There’s a long piece on the the current state of space law over at the ABA Journal. I only have a couple issues with it. First, I don’t know what they mean by this:
Even though the United States eventually outpaced the Soviet Union by putting men on the moon in 1969, the space race continued until the early 1990s.
No, the space race was essentially over by 1968 or so, once the Russians realized that they weren’t going to beat us to the moon, and instead rewrote history to pretend that they’d never even been trying. There was no urgency or racing after that–had there been, NASA budgets would have been higher, and schedules faster. So I don’t know what this sentence means, unless it just a vague reference to the fact that progress, such as it was, continue on both the US and Soviet side, until the fall of the Soviet Union.

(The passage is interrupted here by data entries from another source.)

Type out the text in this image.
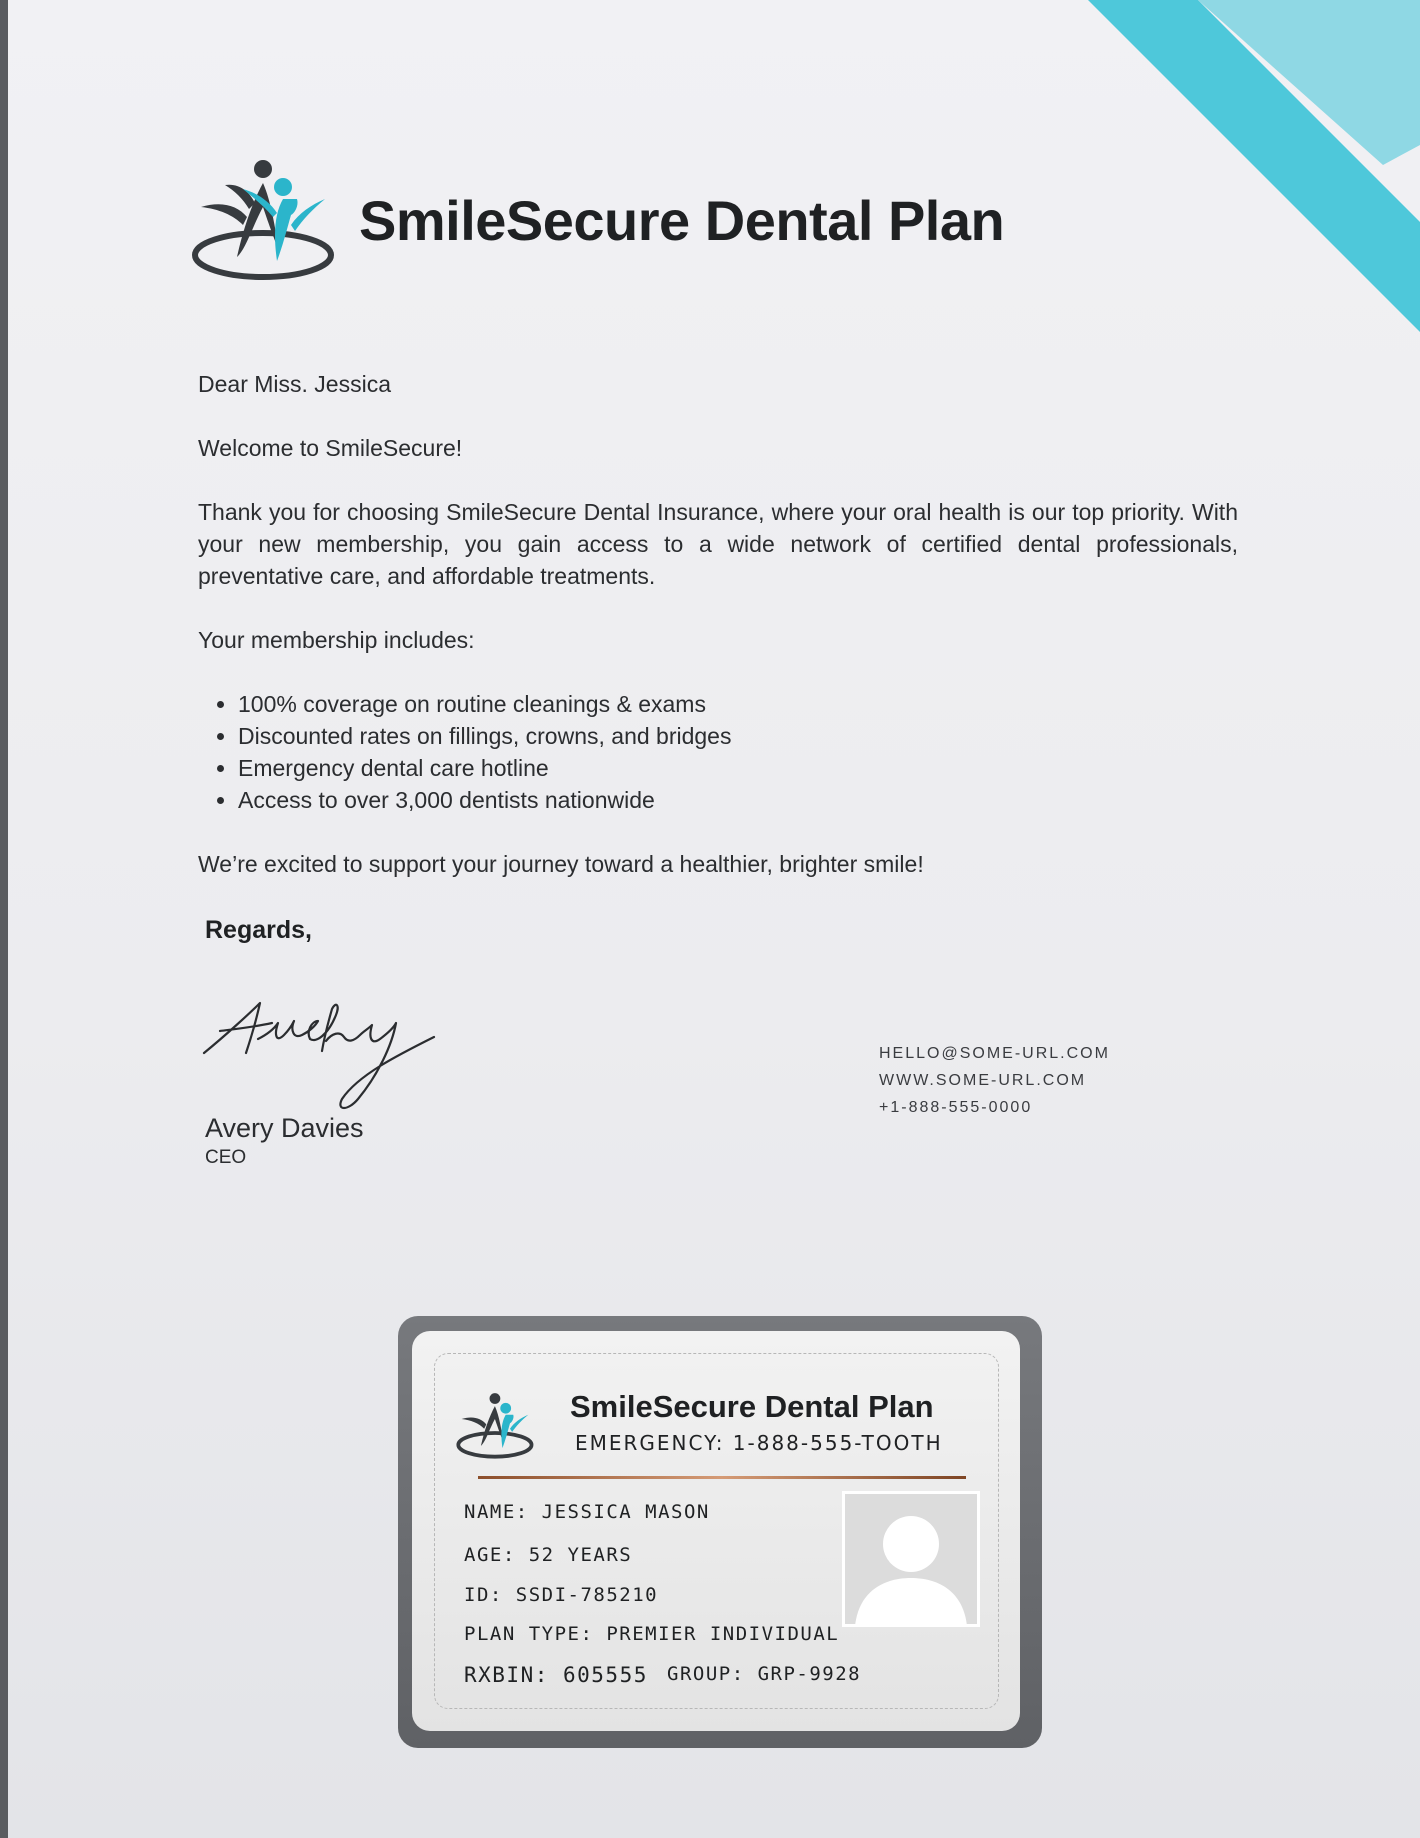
SmileSecure Dental Plan

Dear Miss. Jessica

Welcome to SmileSecure!

Thank you for choosing SmileSecure Dental Insurance, where your oral health is our top priority. With your new membership, you gain access to a wide network of certified dental professionals, preventative care, and affordable treatments.

Your membership includes:

• 100% coverage on routine cleanings & exams
• Discounted rates on fillings, crowns, and bridges
• Emergency dental care hotline
• Access to over 3,000 dentists nationwide

We’re excited to support your journey toward a healthier, brighter smile!

Regards,
Avery Davies
CEO
HELLO@SOME-URL.COM
WWW.SOME-URL.COM
+1-888-555-0000
SmileSecure Dental Plan
EMERGENCY: 1-888-555-TOOTH
NAME: JESSICA MASON
AGE: 52 YEARS
ID: SSDI-785210
PLAN TYPE: PREMIER INDIVIDUAL
RXBIN: 605555 GROUP: GRP-9928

On ITAR, I strongly disagree with Pam Meridith:
“I think the hysteria over ITARs is out of proportion,” says Pamela L. Meredith, who co-chairs the space law practice group at Zuckert, Scoutt & Rasenberger in Washington, D.C. “They’ve been around for a long time now, so people have had time to adjust.”

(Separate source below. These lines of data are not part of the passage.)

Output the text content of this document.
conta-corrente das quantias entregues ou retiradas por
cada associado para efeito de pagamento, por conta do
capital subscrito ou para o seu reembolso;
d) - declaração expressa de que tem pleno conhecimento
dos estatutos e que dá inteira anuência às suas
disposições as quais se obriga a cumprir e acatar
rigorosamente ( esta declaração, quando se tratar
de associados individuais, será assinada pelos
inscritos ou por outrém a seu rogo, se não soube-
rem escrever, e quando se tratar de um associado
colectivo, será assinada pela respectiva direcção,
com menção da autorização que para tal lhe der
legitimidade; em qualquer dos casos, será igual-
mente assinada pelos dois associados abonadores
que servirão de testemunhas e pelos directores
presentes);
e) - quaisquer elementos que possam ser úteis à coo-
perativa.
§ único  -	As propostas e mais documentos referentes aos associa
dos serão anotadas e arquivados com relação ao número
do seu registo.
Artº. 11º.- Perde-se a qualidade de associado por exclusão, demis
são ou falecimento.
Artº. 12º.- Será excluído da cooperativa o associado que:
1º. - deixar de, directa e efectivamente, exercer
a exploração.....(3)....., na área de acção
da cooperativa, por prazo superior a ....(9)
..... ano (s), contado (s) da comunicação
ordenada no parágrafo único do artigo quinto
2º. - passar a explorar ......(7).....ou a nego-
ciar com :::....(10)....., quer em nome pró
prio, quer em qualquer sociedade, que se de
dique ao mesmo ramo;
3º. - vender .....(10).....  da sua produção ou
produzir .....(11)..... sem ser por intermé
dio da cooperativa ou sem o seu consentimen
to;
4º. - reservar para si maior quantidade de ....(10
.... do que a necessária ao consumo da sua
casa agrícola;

No matter how much “time people have to adjust,” it still adds time and cost to projects, and prevents many from happening altogether. And it has a disproportionate effect–like most regulations, big space businesses (who despite leftist mythology, are no fans of capitalism or free enterprise) don’t necessarily dislike ITAR, because they can afford to meet the requirements, and they represent a barrier to entry to smaller businesses and newcomers, who generally can’t. (Though there’s also no question that it’s cost Boeing a lot of satellite business.) And as a perfect case in point, consider Mike Gold at Bigelow (in a long, but quite interesting interview):
Res Communis: Can you comment on a company’s cost of implementing ITAR?
Gold: Yes, absolutely. Paying so much for export control is a bit like being asked not just to dig your own grave, but to jump in it as well. Our best estimates are that we pay roughly $130.00 per hour, per person, for every hour that a government official monitors us or reviews our documentation during the day, plus overtime, which can add up on overseas trips. What amazes me is that when we travel to Russia for meetings, we sometimes travel with not one, but two government officials, monitoring every word we say. Then, across the table from us are the Russians, all great folks, who came out of a Communist system, and they have no explicit monitors. If we were to have brought someone down from Mars to attend our meetings, and asked them which of these two nations represented the free country, the Martian would point to the Russians. The U.S. holds itself out as the bastion of freedom. But when I am sitting there at those meetings I have to wonder: which is the free country? Now again, this is a problem of policy not personnel. The monitors we get are often good, smart people, who can even be quite helpful at times. However, what I want is for these monitors to be able to spend their limited time and resources focusing on military sensitive technologies that really matter rather than wasting their efforts on us. The Russians basically do this. They have the unique policy of protecting information that is actually sensitive. They don’t care about metal coffee tables. It makes a lot more sense. And, in regard to the financial costs, you know, the KGB may have spied on you back in the Soviet days, but at least they had the courtesy to do it for free. It is unfathomable to me what we have to pay for export control review and monitoring.
Res Communis: You do cover their travel expenses also?
Gold: Absolutely, including airfare and hotel. Specifically, in 2006, the year of the Genesis I campaign, we paid over $160,000 in monitoring fees alone. In 2007, when the Genesis II launch campaign took place, we paid the government nearly $150,000 for monitoring and reviews. Thanks to Mr. Bigelow’s generosity and commitment, we’re able to afford such fees, but there are a lot of small companies that can’t. This is why the ITAR has stifled innovation and stunted development in the American aerospace sector. The ITAR should be re-named “The Full Employment for European and Foreign Aerospace Workers Act.”
Res Communis: As between a new space company like Bigelow and the big aerospace corporations, is the ITAR burden disproportionate for the new companies?
Gold: Everyone has problems with it, but a large, well established company is better able to absorb the expenses and can pass the cost on to their customers relatively easily. Anecdotally, I have spoken to a number of friends and colleagues at small aerospace businesses and start-ups. They tell me that they don’t even look at international collaboration because they know they can’t afford to work through the export control problems without a hoard of attorneys. Frankly, it took a lot of work and diligence and a little bit of luck on our own part to have been able to survive the ITAR gauntlet with just myself, my deputy, and some limited support from outside counsel.
And because Bigelow is wealthy, and willing to foot the bill, he can afford it. Most startups aren’t in this position. This is just one of the many ways that federal policy has been disastrous, and continues to help bind us to the planet.